What I see. What they see.

Today I had 3 conversations with friends about my current internal dilemmas that have taken a toll on my productivity this past week. I thought we were going to discuss it in a way that would have me wanting to apologize to everybody. I mean, I still do just because it feels like it’s a burden… ummm… but I was wrong. Here is a list of things I heard today (not necessarily word-for-word):

  • “You feel like you’ve plateaued and you see it as the end. I see it as your Phoenix moment. Something amazing is brewing and is going to come out of this. You’re going to come out stronger.”
  • “Dude, you’re so talented and you have a lot going for you.”
  • “Everybody asks about you when I see them. You’re the guy that did the sound for these things and they loved it!”
  • “See, you have created, what, 1000+ song ideas saved? You are too good for this area! Now you gotta reach a bit further.”
  • “You reached out. You tried. Even ______ was pulling for you to do that.”
  • “You know, you might feel bad about it but so might they. You might have the same thing going on. Just give it time. You didn’t push.”
  • “We should celebrate that you are now ready for a change to feel fulfillment!”
  • “We should celebrate who you are now compared to who you were 5 years ago!”

All these perspectives of me and this is the perspective of myself I initially offered:

  • “I think I made it worse.”
  • “I have nothing more to offer.”
  • “The thing I didn’t want to do… I think I did it.”
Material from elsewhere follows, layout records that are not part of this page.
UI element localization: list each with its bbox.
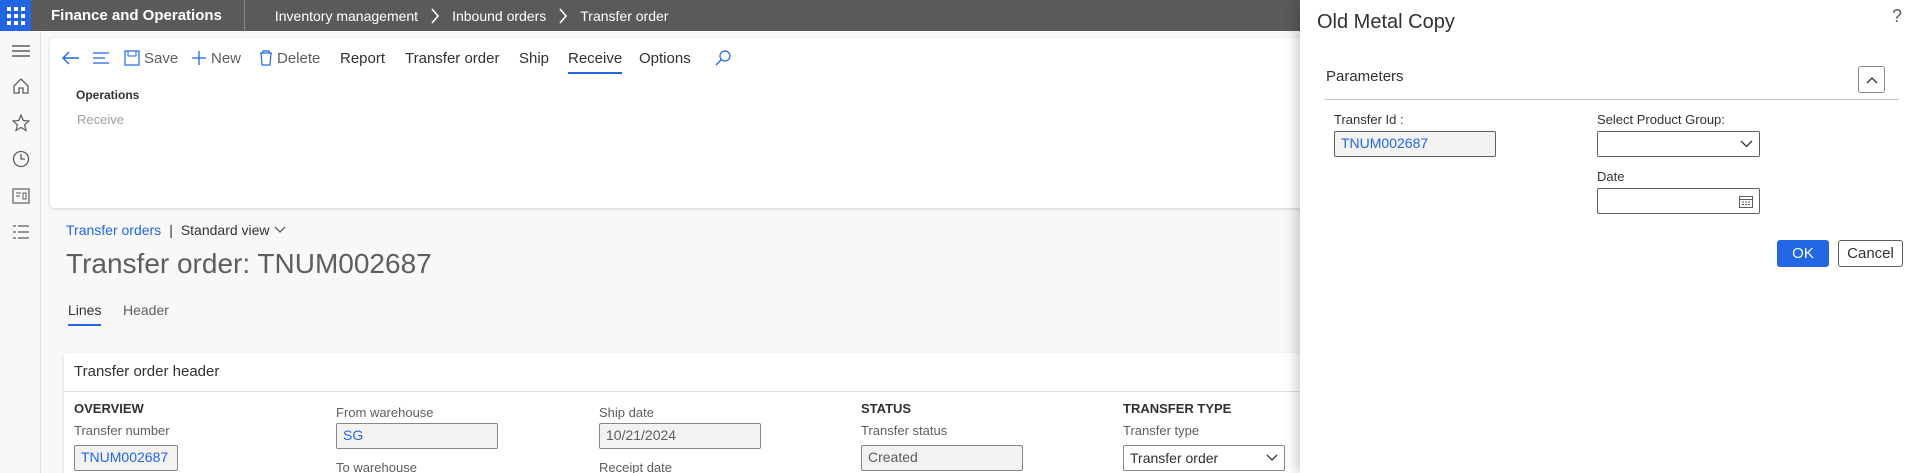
- transfer-id-field[interactable]: TNUM002687: [1334, 131, 1496, 157]
- app-title[interactable]: Finance and Operations: [31, 0, 245, 31]
- save-button[interactable]: Save: [124, 46, 178, 70]
- transfer-type-value: Transfer order: [1130, 450, 1219, 466]
- receive-tab[interactable]: Receive: [568, 46, 623, 74]
- page-breadcrumb: Transfer orders | Standard view: [66, 222, 286, 238]
- modules-list-icon[interactable]: [11, 222, 31, 242]
- receive-action-disabled: Receive: [77, 112, 124, 127]
- workspace-icon[interactable]: [11, 186, 31, 206]
- back-button[interactable]: [62, 46, 84, 70]
- divider: [64, 391, 1444, 392]
- transfer-type-select[interactable]: Transfer order: [1123, 445, 1285, 471]
- date-field[interactable]: [1597, 188, 1760, 214]
- to-warehouse-label: To warehouse: [336, 460, 417, 473]
- breadcrumb-item-transfer-order[interactable]: Transfer order: [580, 8, 668, 24]
- old-metal-copy-dialog: Old Metal Copy ? Parameters Transfer Id …: [1300, 0, 1920, 473]
- product-group-select[interactable]: [1597, 131, 1760, 157]
- clock-icon[interactable]: [11, 149, 31, 169]
- section-divider: [1324, 99, 1899, 100]
- ok-button[interactable]: OK: [1777, 240, 1829, 267]
- collapse-button[interactable]: [1858, 66, 1885, 93]
- parameters-section-header[interactable]: Parameters: [1326, 68, 1404, 85]
- operations-group-title: Operations: [76, 88, 140, 102]
- card-title: Transfer order header: [74, 363, 220, 380]
- chevron-down-icon: [1740, 140, 1753, 148]
- tab-header[interactable]: Header: [123, 302, 169, 324]
- chevron-right-icon: [430, 7, 440, 24]
- chevron-right-icon: [558, 7, 568, 24]
- transfer-order-tab[interactable]: Transfer order: [405, 46, 499, 70]
- breadcrumb-item-inventory[interactable]: Inventory management: [275, 8, 418, 24]
- transfer-status-field[interactable]: Created: [861, 445, 1023, 471]
- ship-date-field[interactable]: 10/21/2024: [599, 423, 761, 449]
- transfer-id-label: Transfer Id :: [1334, 112, 1404, 127]
- overview-section-label: OVERVIEW: [74, 401, 144, 416]
- help-icon[interactable]: ?: [1892, 6, 1902, 27]
- tab-lines[interactable]: Lines: [68, 302, 102, 326]
- app-launcher-button[interactable]: [0, 0, 31, 31]
- from-warehouse-field[interactable]: SG: [336, 423, 498, 449]
- receipt-date-label: Receipt date: [599, 460, 672, 473]
- home-icon[interactable]: [11, 76, 31, 96]
- search-icon[interactable]: [715, 46, 735, 70]
- report-button[interactable]: Report: [340, 46, 385, 70]
- transfer-orders-link[interactable]: Transfer orders: [66, 222, 161, 238]
- status-section-label: STATUS: [861, 401, 912, 416]
- trash-icon: [260, 50, 272, 66]
- options-tab[interactable]: Options: [639, 46, 691, 70]
- delete-button[interactable]: Delete: [259, 46, 320, 70]
- date-label: Date: [1597, 169, 1625, 184]
- cancel-button[interactable]: Cancel: [1838, 240, 1903, 267]
- navigation-rail: [0, 31, 41, 473]
- view-selector[interactable]: Standard view: [181, 222, 286, 238]
- transfer-status-label: Transfer status: [861, 423, 948, 438]
- product-group-label: Select Product Group:: [1597, 112, 1725, 127]
- breadcrumb: Inventory management Inbound orders Tran…: [245, 8, 669, 24]
- ship-tab[interactable]: Ship: [519, 46, 549, 70]
- transfer-number-label: Transfer number: [74, 423, 170, 438]
- transfer-type-label: Transfer type: [1123, 423, 1200, 438]
- transfer-number-field[interactable]: TNUM002687: [74, 445, 178, 471]
- transfer-order-header-card: Transfer order header OVERVIEW Transfer …: [64, 353, 1444, 473]
- from-warehouse-label: From warehouse: [336, 405, 434, 420]
- plus-icon: [192, 51, 206, 65]
- waffle-icon: [6, 6, 25, 25]
- action-pane: Save New Delete Report Transfer order Sh…: [50, 38, 1430, 208]
- chevron-up-icon: [1866, 76, 1877, 83]
- star-icon[interactable]: [11, 113, 31, 133]
- separator: |: [169, 222, 173, 238]
- save-icon: [124, 50, 140, 66]
- delete-label: Delete: [277, 49, 321, 67]
- page-title: Transfer order: TNUM002687: [66, 248, 432, 279]
- ship-date-label: Ship date: [599, 405, 654, 420]
- hamburger-icon[interactable]: [11, 41, 31, 61]
- breadcrumb-item-inbound[interactable]: Inbound orders: [452, 8, 546, 24]
- menu-icon[interactable]: [92, 46, 114, 70]
- view-label: Standard view: [180, 222, 270, 238]
- calendar-icon[interactable]: [1739, 195, 1753, 208]
- save-label: Save: [144, 49, 179, 67]
- new-button[interactable]: New: [191, 46, 241, 70]
- dialog-title: Old Metal Copy: [1317, 11, 1455, 33]
- chevron-down-icon: [1266, 454, 1278, 461]
- chevron-down-icon: [274, 226, 286, 233]
- new-label: New: [211, 49, 242, 67]
- transfer-type-section-label: TRANSFER TYPE: [1123, 401, 1232, 416]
It is difficult to see the bigger picture of yourself when you focus on one small thing that may have been a blindside hit to you but really was nothing to everybody else. Other people will still see you’re shining parts of who you are. They appreciate what you can do. They appreciate what you have done. They appreciate who you are still. Here’s the crazy thing: I appreciate others the same way. They might have insecurities but I don’t mind. In fact, I’ll be one of the first to reaffirm them that there is something special about them and they should keep doing what they do and being who they are. It’s funny how that works. I can’t appreciate myself the same way I appreciate others. I don’t expect brownie points for that statement – I need to fix that. There’s no problem with appreciating others as much as I do. The problem is when I stop appreciating myself. I used to equate that to arrogance. Now, I’m seeing that it doesn’t have to be that extreme. Balance is nice.